Frank Gehry's World
© Robert Brooks
Frank Gehry still sees himself as an outsider, just plugging away.
Like it or not, Frank Gehry is the world’s most famous architect. And he doesn’t really like it much. About to turn 82, Gehry has spent his career happily playing the role of scrappy outsider. But even if it’s all happening against his wishes, the Canadian-born Gehry is now unquestionably the éminence grise of American architecture, a household name the world over. He pals around with Brad Pitt, had Sally Kellerman serenade him and 500 guests at his 80th birthday party and played himself in an episode of The Simpsons. He’s designed an austerely modern line of jewelry for Tiffany, along with $1 million diamond brooches in the shape of the Guggenheim Bilbao’s floor plan.
“One day they’re going to discover I’m a fraud,” he jokes by phone from his L.A. office, a nondescript former warehouse near Marina del Rey. “A little insecurity is healthy. As soon as you get too fat and sassy…I’ve seen it happen to so many people.” Though exactly what, he doesn’t say. “Whatever this fame thing is, it’s only come in the last 15 years. And because it happened late in life, I don’t believe in it. It’s not real to me. It’s nice when people ask for my autograph, but I’m still Joe Schlepper,” says Gehry. “I can’t help it. That’s how I feel comfortable.”

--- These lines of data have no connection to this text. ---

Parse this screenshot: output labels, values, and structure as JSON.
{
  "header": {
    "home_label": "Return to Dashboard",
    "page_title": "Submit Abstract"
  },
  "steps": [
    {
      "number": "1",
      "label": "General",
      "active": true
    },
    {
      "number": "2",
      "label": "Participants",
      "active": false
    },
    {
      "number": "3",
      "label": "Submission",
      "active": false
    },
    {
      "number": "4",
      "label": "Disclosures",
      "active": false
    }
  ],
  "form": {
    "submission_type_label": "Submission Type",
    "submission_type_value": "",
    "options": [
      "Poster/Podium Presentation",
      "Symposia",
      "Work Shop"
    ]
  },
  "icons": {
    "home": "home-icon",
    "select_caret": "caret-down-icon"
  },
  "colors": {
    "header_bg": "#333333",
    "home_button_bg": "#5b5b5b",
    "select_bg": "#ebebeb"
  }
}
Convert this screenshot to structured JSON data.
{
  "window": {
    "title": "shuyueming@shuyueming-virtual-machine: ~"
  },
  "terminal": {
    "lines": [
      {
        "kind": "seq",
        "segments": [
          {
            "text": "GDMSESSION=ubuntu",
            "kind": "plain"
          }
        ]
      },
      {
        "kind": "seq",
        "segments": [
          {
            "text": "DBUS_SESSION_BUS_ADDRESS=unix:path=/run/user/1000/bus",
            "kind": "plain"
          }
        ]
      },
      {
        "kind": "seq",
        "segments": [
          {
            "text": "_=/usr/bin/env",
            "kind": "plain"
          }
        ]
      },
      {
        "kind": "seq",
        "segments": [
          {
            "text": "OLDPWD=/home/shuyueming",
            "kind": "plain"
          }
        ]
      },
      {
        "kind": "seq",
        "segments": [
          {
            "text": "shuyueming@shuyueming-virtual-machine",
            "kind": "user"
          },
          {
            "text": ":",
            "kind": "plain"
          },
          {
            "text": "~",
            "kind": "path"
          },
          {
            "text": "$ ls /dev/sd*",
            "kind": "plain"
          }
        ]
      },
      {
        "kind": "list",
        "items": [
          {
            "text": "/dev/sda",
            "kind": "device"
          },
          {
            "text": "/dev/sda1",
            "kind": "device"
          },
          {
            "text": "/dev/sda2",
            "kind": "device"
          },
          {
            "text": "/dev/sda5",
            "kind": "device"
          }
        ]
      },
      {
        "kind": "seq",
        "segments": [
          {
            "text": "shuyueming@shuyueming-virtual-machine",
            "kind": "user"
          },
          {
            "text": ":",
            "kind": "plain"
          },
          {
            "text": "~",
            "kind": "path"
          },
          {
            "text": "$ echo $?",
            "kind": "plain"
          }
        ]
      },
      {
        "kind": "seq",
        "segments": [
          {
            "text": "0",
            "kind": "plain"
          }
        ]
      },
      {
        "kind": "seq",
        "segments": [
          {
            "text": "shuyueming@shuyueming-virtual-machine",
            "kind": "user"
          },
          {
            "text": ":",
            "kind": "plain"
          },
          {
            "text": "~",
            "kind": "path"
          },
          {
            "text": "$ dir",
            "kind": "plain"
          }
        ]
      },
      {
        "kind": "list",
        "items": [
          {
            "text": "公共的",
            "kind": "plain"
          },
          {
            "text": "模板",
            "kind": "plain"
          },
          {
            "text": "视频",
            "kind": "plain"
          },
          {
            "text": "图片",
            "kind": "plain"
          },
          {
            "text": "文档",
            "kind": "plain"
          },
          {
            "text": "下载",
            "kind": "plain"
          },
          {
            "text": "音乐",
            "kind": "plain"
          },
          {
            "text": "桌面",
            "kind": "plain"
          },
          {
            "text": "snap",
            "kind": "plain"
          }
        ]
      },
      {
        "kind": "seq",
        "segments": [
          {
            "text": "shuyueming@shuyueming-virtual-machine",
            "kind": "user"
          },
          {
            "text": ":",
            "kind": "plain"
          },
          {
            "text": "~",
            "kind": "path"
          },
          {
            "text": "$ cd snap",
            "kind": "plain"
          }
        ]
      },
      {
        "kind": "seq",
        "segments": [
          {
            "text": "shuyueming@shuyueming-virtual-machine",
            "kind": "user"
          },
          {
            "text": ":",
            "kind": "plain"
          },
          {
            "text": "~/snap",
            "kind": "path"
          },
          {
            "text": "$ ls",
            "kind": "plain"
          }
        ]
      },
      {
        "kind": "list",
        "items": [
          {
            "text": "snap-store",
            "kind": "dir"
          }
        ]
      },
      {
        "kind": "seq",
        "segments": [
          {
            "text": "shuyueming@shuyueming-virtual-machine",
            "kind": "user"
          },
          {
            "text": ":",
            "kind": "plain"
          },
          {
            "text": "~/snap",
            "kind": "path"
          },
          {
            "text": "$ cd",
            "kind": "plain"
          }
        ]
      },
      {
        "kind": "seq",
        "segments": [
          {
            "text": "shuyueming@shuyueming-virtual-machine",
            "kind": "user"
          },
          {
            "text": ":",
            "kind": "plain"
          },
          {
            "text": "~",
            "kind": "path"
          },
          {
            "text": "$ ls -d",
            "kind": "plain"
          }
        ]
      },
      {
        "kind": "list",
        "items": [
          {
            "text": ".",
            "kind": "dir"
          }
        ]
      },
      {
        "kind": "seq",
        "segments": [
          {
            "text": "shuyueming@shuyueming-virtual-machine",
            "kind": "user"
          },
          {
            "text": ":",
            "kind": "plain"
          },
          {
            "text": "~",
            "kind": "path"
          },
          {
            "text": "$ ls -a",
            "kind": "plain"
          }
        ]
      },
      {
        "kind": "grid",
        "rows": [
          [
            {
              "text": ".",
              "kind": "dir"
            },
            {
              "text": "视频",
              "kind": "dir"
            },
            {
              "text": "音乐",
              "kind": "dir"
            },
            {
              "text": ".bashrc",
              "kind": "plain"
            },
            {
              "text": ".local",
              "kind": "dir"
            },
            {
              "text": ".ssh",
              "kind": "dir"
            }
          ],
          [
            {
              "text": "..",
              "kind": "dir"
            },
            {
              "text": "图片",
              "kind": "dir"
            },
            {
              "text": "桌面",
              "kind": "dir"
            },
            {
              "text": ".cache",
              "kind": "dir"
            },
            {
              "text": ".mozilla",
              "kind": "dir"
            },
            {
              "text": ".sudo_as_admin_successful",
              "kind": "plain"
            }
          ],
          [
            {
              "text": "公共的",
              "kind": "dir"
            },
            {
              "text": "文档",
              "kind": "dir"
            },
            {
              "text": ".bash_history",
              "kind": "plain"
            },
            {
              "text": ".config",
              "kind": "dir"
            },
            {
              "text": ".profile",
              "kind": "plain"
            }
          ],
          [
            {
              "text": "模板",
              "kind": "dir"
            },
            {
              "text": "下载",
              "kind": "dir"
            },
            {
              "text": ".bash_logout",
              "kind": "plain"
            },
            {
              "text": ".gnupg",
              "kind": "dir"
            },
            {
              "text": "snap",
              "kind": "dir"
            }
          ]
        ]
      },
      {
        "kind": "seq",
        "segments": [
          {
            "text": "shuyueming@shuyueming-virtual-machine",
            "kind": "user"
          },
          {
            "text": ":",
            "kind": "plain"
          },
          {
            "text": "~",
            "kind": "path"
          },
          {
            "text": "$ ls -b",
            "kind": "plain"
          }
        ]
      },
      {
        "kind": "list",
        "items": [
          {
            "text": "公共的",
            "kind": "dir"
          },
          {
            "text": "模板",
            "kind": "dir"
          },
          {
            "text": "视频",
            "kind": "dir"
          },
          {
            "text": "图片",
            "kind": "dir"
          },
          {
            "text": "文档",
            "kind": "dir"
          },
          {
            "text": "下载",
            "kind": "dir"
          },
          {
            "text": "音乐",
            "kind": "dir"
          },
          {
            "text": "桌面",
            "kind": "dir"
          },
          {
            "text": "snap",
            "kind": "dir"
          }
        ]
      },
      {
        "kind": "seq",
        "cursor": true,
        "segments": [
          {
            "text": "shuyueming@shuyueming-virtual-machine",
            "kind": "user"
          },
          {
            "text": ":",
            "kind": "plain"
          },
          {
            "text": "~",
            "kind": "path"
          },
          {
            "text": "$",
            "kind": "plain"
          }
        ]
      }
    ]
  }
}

People use the term “Bilbao Effect” to describe the kind of urban renewal Gehry’s Guggenheim Museum brought to that Basque city after it opened, in 1997. It could also apply to Gehry himself. It’s now close to gospel that the Guggenheim Bilbao is among the best, if not the best, building of the 20th century. Walking into it for the first time, Philip Johnson, kingmaker and dean of American architecture until his death, in 2005, anointed Gehry “the greatest architect we have today.” He later declared the museum “the greatest building of our time.” That sentiment was recently confirmed by Vanity Fair, which polled leading architects on the most important buildings of the last 30 years. Bilbao came out on top in a landslide.
Gehry, in typical fashion, brushes aside the adulation, admitting he didn’t much care for his masterpiece at first. “It usually takes me a couple of years to like my buildings,” he says. “But I’ve learned to enjoy the process. I get my kicks up front. When a building is done, it becomes the people’s, not mine.”
These days the projects come to Gehry, and he can pick and choose. While many clients are no doubt hoping for their own Bilbao Effect, Gehry’s newest projects are decidedly not in the mold of the Guggenheim. In many cases they’re closer to the modest, sometimes rough-and-tumble but dynamic buildings of his early days. Gehry recently flew to Biloxi, Mississippi, for the opening of the first phase of the Ohr-O’Keefe Museum of Art, a project that was 18 months from completion when Hurricane Katrina destroyed it. Now mostly rebuilt, a handful of domestically scaled gallery pavilions devoted to the unorthodox proto-modern ceramics of Biloxi’s “Mad Potter” George Ohr and other Gulf Coast artists are set among a grove of historic oak trees. The buildings feature vernacular touches like clapboard siding and “shoofly” belvederes as well as more recognizable Gehry elements: curving staircases, jagged, metal-wrapped skylights and twisting, pod-like, stainless steel–clad forms.
In January, New World Symphony artistic director Michael Tilson Thomas, an old friend of Gehry’s, will christen a new campus that the two worked closely on together. The centerpiece is a multifaceted stucco-and-glass building that houses a 750-seat performance hall and rehearsal rooms, which, viewed from the soaring glass atrium, appear precariously piled atop each other, like children’s blocks. From the landscaped park outside, audiences can watch performances and other video programming on a huge exterior wall, part of an effort to ensure a casual cultural experience befitting Miami Beach. “It’s not about getting all dressed up to go to the Philharmonic. People can drift over with their Bellinis or whatever and sit in the park and watch,” suggests Gehry. “Artistically it’s exquisite and impeccable, but from the user standpoint it’s cozy and accessible.”